Leider sind quasi keine direktdemokratischen Möglichkeiten vorgesehen, 
mit denen sich das Militärgelände verhindern lassen könnte. Ein 
Bürgerentscheid auf lokaler Ebene wäre für die Bundeswehr nicht bindend, 
da auf dieser Ebene nur über die Positionierung der Gemeinden gegenüber 
der Bundeswehr entschieden werden könnte. Die betroffenen Kommunen haben 
ein förmliches Anhörungsrecht, verfügen jedoch über keinerlei 
Entscheidungskompetenzen. Die letztendliche Entscheidung wird im BMVg 
(also auf Bundesebene) getroffen, wo Volksentscheide nicht möglich sind.

Das BMVg ist aber verpflichtet, darzulegen, dass der Bedarf für das 
Militärgelände wirklich vorhanden ist und andere Orte nicht infrage 
kommen, um diesen Bedarf zu decken. Dies könnte ein Hebel sein, das 
Militärgelände auf juristischem Wege zumindest deutlich zu verzögern 
bzw. in direkter Nachbarschaft der Nachsorgeklinik tatsächlich zu 
verhindern. Hier scheint das Militär zumindest Probleme zu haben, zu 
rechtfertigen, weshalb es unbedingt nötig sei, diesen neuen 
Standortübungsplatz gerade genau dort einzurichten und weshalb die 
Militärmanöver nicht in bereits bestehenden militärischen Sperrbereichen 
durchgeführt werden können. So befindet sich z.B. in 78 km Entfernung 
der große Truppenübungsplatz Heuberg bei Stetten a.k.M., auf dem die 
zwei Einheiten aus Donaueschingen ebenfalls trainieren könnten. Dem BMVg 
zufolge[9] seien die damit verbundenen zwei Stunden Fahrzeit wegen der 
„damit einhergehenden Umweltbelastung und verlorenen Ausbildungszeit“ 
und dem „damit verbundenen organisatorischen Aufwand“ nicht zumutbar. 
Deshalb sei diese Lösung verworfen worden. Das Argument der 
Umweltbelastung kann in diesem Zusammenhang getrost als vorgeschoben 
bezeichnet werden – immerhin stößt die Bundeswehr bei zahlreichen 
anderen Manövern ein Vielfaches der hier anfallenden Emissionen aus und 
nimmt auch deutlich längere Anfahrtswege in Kauf.
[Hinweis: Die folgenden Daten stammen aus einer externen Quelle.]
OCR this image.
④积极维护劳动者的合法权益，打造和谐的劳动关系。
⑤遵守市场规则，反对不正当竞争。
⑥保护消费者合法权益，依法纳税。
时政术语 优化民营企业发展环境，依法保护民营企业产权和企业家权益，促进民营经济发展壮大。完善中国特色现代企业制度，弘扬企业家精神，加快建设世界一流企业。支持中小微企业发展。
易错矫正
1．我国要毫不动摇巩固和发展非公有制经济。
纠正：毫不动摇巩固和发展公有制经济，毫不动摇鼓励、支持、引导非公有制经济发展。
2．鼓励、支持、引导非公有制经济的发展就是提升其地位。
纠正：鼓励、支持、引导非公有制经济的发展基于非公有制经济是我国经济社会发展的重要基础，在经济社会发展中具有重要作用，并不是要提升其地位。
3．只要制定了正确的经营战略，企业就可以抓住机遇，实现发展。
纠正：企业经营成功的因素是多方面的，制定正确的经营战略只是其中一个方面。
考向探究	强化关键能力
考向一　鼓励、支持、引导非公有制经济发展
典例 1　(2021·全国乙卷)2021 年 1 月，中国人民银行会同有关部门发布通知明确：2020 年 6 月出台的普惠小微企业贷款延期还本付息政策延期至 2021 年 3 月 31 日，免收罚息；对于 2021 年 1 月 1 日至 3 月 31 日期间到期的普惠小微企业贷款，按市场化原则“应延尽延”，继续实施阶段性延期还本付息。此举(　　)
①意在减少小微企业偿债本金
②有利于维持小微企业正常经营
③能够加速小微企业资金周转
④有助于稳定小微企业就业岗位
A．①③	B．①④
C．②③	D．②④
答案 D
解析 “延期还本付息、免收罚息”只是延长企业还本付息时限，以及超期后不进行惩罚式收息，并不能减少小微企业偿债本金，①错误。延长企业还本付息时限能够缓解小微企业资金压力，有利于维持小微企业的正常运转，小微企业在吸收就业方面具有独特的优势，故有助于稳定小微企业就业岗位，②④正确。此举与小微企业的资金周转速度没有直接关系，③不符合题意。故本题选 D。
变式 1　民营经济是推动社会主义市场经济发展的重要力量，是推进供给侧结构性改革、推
Allgemein scheint eine 
Auseinandersetzung seitens des Militärs mit der eigenen Rolle in 
Klimafragen nicht gewollt.[10]

Gegenkonversion

Die bei Tannheim konkret anvisierte Inbesitznahme ziviler Flächen durch 
das Militär ist Teil einer allgemeinen Trendwende, die sich mit dem 
Begriff „Gegenkonversion“ beschreiben lässt (vgl. dazu: IMI-Studie 
03/2018). Während nach dem Kalten Krieg einige militärische Sperrgebiete 
wieder eine zivile Nutzung (Konversion) erfuhren, lässt sich etwa seit 
2014/15 feststellen, dass aufgegebene Flächen wieder vom Militär in 
Betrieb genommen, Konversionsprozesse abgebrochen und zivile Flächen vom 
Militär besetzt werden. Dies ist mit Blick auf die vergangenen 
Jahrzehnte eine neue Entwicklung, die als Teil der aktuellen 
Aufrüstungspolitik zu begreifen ist.

Gegenkonversion in Form einer Reaktivierung ehemaliger militärischer 
Einrichtungen passiert in den letzten Jahren flächendeckend in ganz 
Deutschland: So wurde beispielsweise die ursprünglich aufgegebene 
Carl-Schurz-Kaserne in Hardheim (Baden-Württemberg) wieder von der 
Bundeswehr erworben. Dort sind nun eine Stabs- und 
Führungsunterstützungskompanie des Kommando Spezialkräfte (KSK) sowie 
ein Panzerbataillon untergebracht.[11] Anfang 2019 wurde dann bekannt 
gegeben, dass acht Material- und Munitionslager in fünf Bundesländern 
reaktiviert werden sollen.[12] Im August 2019 ließ das BMVg verlauten, 
man werde elf weitere ursprünglich aufgegebene Kasernen und Flugplätze 
weiter nutzen.[13] Zudem sollen ehemalige Bundeswehr-Liegenschaften in 
Bitburg und Pirmasens nun künftig von der US-Armee genutzt werden, 
anstatt diese – wie ursprünglich geplant – einer zivilen Nutzung 
zuzuführen.[14]

Im Vergleich zur Reaktivierung ehemaliger Militärgelände stellt die 
Inbesitznahme neuer Flächen durch das Militär jedoch eine noch krassere 
Form der Gegenkonversion dar, die für die betroffenen Gemeinden mit noch 
heftigeren Einschnitten einhergehen. Die Schaffung neuer militärischer 
Flächen war bislang seit dem Kalten Krieg einmalig. Der einzige Fall ist 
Haiterbach,[15] wo ein Absprunggelände für das KSK entstehen soll – 
ebenfalls gegen den Widerstand der lokalen Bevölkerung. Mit Tannheim 
kommt nun – nicht weit entfernt – ein zweiter Fall hinzu. Diesem Trend 
zur Schaffung neuer Militärareale gilt es entschieden entgegenzutreten.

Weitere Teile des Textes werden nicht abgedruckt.